Explain the strange output ''

Question

I have written the code in C language,

#include<stdio.h>

int main(void)
{
    char c[]="Suck It Big";
    char *p=c;
    printf("%c\n",p);
    printf("%c\n",p[3]);
    printf("%c\n",++p);
    printf("%d\n",p);
    printf("%d\n",p[3]);
}

The output to this code i get is:

I copied the strange characters on line 1 and 3 of the output and pasting it on the editor gives this " DLE ". Can anybody explain the meaning of this.

Answer 1

All printf() calls you use are incorrect, except for the second one, because either the relative argument or the used conversion specifier is wrong.

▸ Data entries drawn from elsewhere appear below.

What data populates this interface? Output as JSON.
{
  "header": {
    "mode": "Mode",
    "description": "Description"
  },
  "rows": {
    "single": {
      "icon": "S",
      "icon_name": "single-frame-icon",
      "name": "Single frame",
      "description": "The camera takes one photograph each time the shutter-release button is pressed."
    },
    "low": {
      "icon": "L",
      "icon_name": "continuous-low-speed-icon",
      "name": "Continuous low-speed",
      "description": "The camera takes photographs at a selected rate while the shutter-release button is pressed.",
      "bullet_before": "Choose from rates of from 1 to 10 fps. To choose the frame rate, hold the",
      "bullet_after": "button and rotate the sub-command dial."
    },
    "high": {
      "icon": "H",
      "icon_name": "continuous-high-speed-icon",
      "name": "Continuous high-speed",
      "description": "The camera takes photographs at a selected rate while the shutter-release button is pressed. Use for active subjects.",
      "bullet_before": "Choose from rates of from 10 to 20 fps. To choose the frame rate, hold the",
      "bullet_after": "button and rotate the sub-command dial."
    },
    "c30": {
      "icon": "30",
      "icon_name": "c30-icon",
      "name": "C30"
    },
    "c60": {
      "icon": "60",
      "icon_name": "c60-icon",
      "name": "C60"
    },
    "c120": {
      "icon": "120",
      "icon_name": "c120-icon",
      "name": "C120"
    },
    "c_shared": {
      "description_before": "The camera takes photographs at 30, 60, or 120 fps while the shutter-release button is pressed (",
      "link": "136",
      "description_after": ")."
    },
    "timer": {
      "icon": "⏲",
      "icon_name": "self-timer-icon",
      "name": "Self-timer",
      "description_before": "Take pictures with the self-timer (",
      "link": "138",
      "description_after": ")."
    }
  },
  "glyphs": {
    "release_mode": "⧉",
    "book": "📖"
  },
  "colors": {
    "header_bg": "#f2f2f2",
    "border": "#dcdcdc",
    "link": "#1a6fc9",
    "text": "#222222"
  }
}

This invokes Undefined Behavior :

Quote from C18, 7.21.6.1/9 - "The fprintf function":

" If a conversion specification is invalid, the behavior is undefined.288) If any argument is not the correct type for the corresponding conversion specification, the behavior is undefined. "

---

printf("%c\n",p);

When you attempt to print the value of the object the pointer points to, you have to use the dereference operator ( * ) preceding the pointer object. Else you attempt to print the value of the pointer - the address of the object the pointer point to. And due to this operation, you using the wrong conversion specifier of %d instead of %p to print the value of a pointer.

---

The corrected program is:

#include<stdio.h>

int main(void)
{
    char c[]= "Suck It Big";
    char *p = c;
    printf("%c\n", *p);              // Prints the first element of array c.
    printf("%c\n", p[3]);            // Prints the fourth element of array c
    printf("%c\n", *(++p));          // Prints the second element of array c
    printf("%p\n", (void*) p);       // Prints the address held in p / first element of c.
    printf("%p\n", (void*) &p[3]);   // Prints the address of the fourth element of c.
}

Note, that the cast to void* is necessary to make the program conforming to the C standard.

Output:

S
k
u
0x7fff1d3a133d  // Address defined by system
0x7fff1d3a1340  // Address defined by system